When the cluster is launched, Amazon EMR adds security groups based on whether the cluster is launching into VPC private or public subnets. All security groups allow ingress at port 8443 to communicate to the Amazon EMR service, but IP address ranges vary for public and private subnets. Amazon EMR manages all of these security groups, and may need to add additional IP addresses to the AWS range over time. For more information, see Control network traffic with security groups.

To manage the cluster on a VPC, Amazon EMR attaches a network device to the primary node and manages it through this device. You can view this device using the Amazon EC2 API action DescribeInstances. If you modify this device in any way, the cluster may fail.

Note

We’ve redesigned the Amazon EMR console to make it easier to use. See Amazon EMR console to learn about the differences between the old and new console experiences.

New console
To launch a cluster into a VPC with the new console
  1. Sign in to the AWS Management Console, and open the Amazon EMR console at https://console.aws.amazon.com/emr.

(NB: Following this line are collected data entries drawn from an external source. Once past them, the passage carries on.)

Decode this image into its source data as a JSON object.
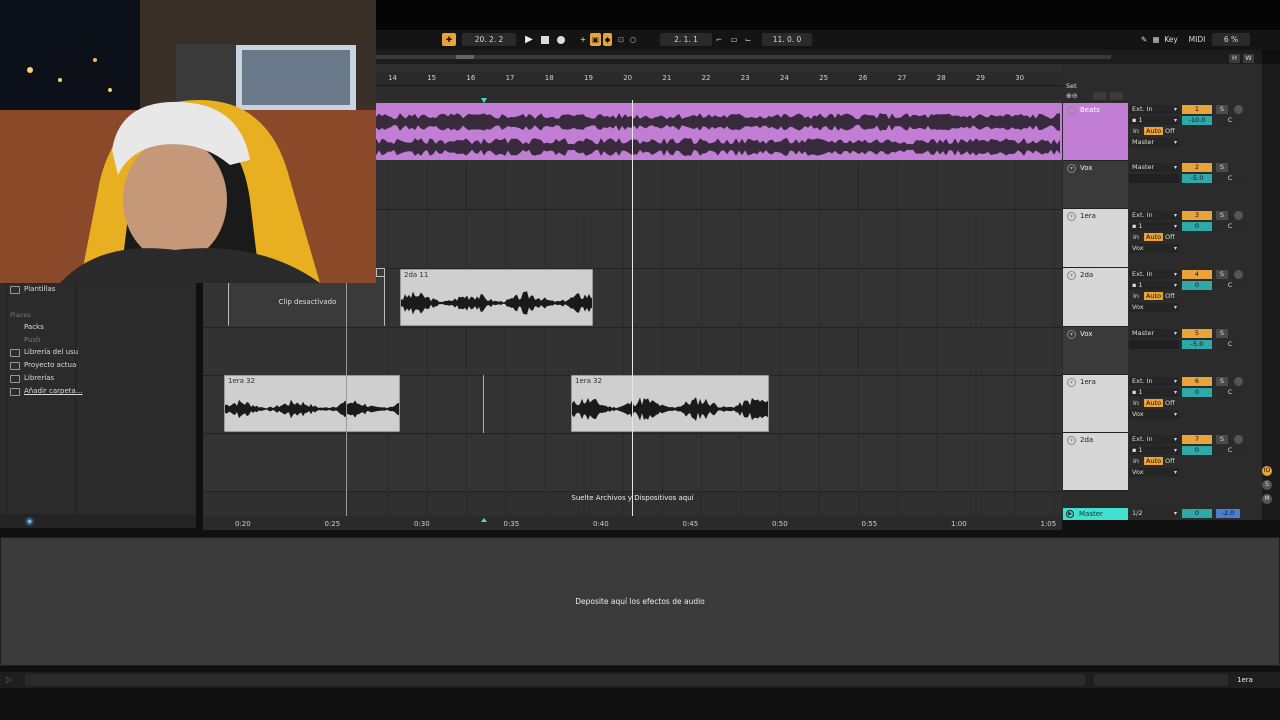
{
  "transport": {
    "tempo_bars": "20.  2.  2",
    "position": "2.  1.  1",
    "loop_length": "11.  0.  0",
    "key_label": "Key",
    "midi_label": "MIDI",
    "cpu": "6 %",
    "h_label": "H",
    "w_label": "W"
  },
  "ruler": {
    "bars": [
      "14",
      "15",
      "16",
      "17",
      "18",
      "19",
      "20",
      "21",
      "22",
      "23",
      "24",
      "25",
      "26",
      "27",
      "28",
      "29",
      "30"
    ]
  },
  "time_ruler": {
    "times": [
      "0:20",
      "0:25",
      "0:30",
      "0:35",
      "0:40",
      "0:45",
      "0:50",
      "0:55",
      "1:00",
      "1:05"
    ]
  },
  "browser": {
    "templates_label": "Plantillas",
    "places_header": "Places",
    "items": [
      "Packs",
      "Push",
      "Librería del usu",
      "Proyecto actua",
      "Librerías",
      "Añadir carpeta..."
    ]
  },
  "tracks": [
    {
      "name": "Beats",
      "input": "Ext. In",
      "channel": "1",
      "output": "Master",
      "number": "1",
      "volume": "-10.0",
      "pan": "C",
      "monitor": [
        "In",
        "Auto",
        "Off"
      ]
    },
    {
      "name": "Vox",
      "input": "Master",
      "number": "2",
      "volume": "-5.0",
      "pan": "C"
    },
    {
      "name": "1era",
      "input": "Ext. In",
      "channel": "1",
      "output": "Vox",
      "number": "3",
      "volume": "0",
      "pan": "C",
      "monitor": [
        "In",
        "Auto",
        "Off"
      ]
    },
    {
      "name": "2da",
      "input": "Ext. In",
      "channel": "1",
      "output": "Vox",
      "number": "4",
      "volume": "0",
      "pan": "C",
      "monitor": [
        "In",
        "Auto",
        "Off"
      ]
    },
    {
      "name": "Vox",
      "input": "Master",
      "number": "5",
      "volume": "-5.0",
      "pan": "C"
    },
    {
      "name": "1era",
      "input": "Ext. In",
      "channel": "1",
      "output": "Vox",
      "number": "6",
      "volume": "0",
      "pan": "C",
      "monitor": [
        "In",
        "Auto",
        "Off"
      ]
    },
    {
      "name": "2da",
      "input": "Ext. In",
      "channel": "1",
      "output": "Vox",
      "number": "7",
      "volume": "0",
      "pan": "C",
      "monitor": [
        "In",
        "Auto",
        "Off"
      ]
    }
  ],
  "master": {
    "name": "Master",
    "routing": "1/2",
    "volume": "0",
    "pan": "-2.0"
  },
  "clips": {
    "deactivated": "Clip desactivado",
    "clip_2da": "2da 11",
    "clip_1era_a": "1era 32",
    "clip_1era_b": "1era 32"
  },
  "drop_hint": "Suelte Archivos y Dispositivos aquí",
  "devices_hint": "Deposite aquí los efectos de audio",
  "status": {
    "selected_track": "1era"
  },
  "labels": {
    "set": "Set",
    "s": "S"
  },
  "colors": {
    "accent": "#e8a43a",
    "beats": "#c27ed4",
    "volume": "#2ea8a8",
    "master": "#3fe0d0"
  }
}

  2. Under EMR on EC2 in the left navigation pane, choose Clusters, and then choose Create cluster.

  3. Under Networking, go to the Virtual private cloud (VPC) field. Enter the name of your VPC or choose Browse to select your VPC. Alternatively, choose Create VPC to create a VPC that you can use for your cluster.

  4. Choose any other options that apply to your cluster.

  5. To launch your cluster, choose Create cluster.

Old console
To launch a cluster into a VPC with the old console
  1. Navigate to the new Amazon EMR console and select Switch to the old console from the side navigation. For more information on what to expect when you switch to the old console, see Using the old console.

  2. Choose Create cluster.

  3. Choose Go to advanced options.

  4. In the Hardware Configuration section, for Network, select the ID of a VPC network that you created previously.

  5. For EC2 Subnet, select the ID of a subnet that you created previously.

    1. If your private subnet is properly configured with NAT instance and S3 endpoint options, it displays (EMR Ready) above the subnet names and identifiers.

    2. If your private subnet does not have a NAT instance and/or S3 endpoint, you can configure this by choosing Add S3 endpoint and NAT instance, Add S3 endpoint, or Add NAT instance. Select the desired options for your NAT instance and S3 endpoint and choose Configure.

      Important

      In order to create a NAT instance from the Amazon EMR, you need ec2:CreateRoute, ec2:RevokeSecurityGroupEgress, ec2:AuthorizeSecurityGroupEgress, cloudformation:DescribeStackEvents and cloudformation:CreateStack permissions.

      Note

      There is an additional cost for launching an Amazon EC2 instance for your NAT device.

  6. Proceed with creating the cluster.

AWS CLI
To launch a cluster into a VPC with the AWS CLI
Note

The AWS CLI does not provide a way to create a NAT instance automatically and connect it to your private subnet. However, to create a S3 endpoint in your subnet, you can use the Amazon VPC CLI commands. Use the console to create NAT instances and launch clusters in a private subnet.

After your VPC is configured, you can launch Amazon EMR clusters in it by using the create-cluster subcommand with the --ec2-attributes parameter. Use the --ec2-attributes parameter to specify the VPC subnet for your cluster.

  • To create a cluster in a specific subnet, type the following command, replace myKey with the name of your Amazon EC2 key pair, and replace 77XXXX03 with your subnet ID.

    aws emr create-cluster --name "Test cluster" --release-label emr-4.2.0 --applications Name=Hadoop Name=Hive Name=Pig --use-default-roles --ec2-attributes KeyName=myKey,SubnetId=subnet-77XXXX03 --instance-type m5.xlarge --instance-count 3

    When you specify the instance count without using the --instance-groups parameter, a single primary node is launched, and the remaining instances are launched as core nodes. All nodes use the instance type specified in the command.

    Note

    If you have not previously created the default Amazon EMR service role and EC2 instance profile, type aws emr create-default-roles to create them before typing the create-cluster subcommand.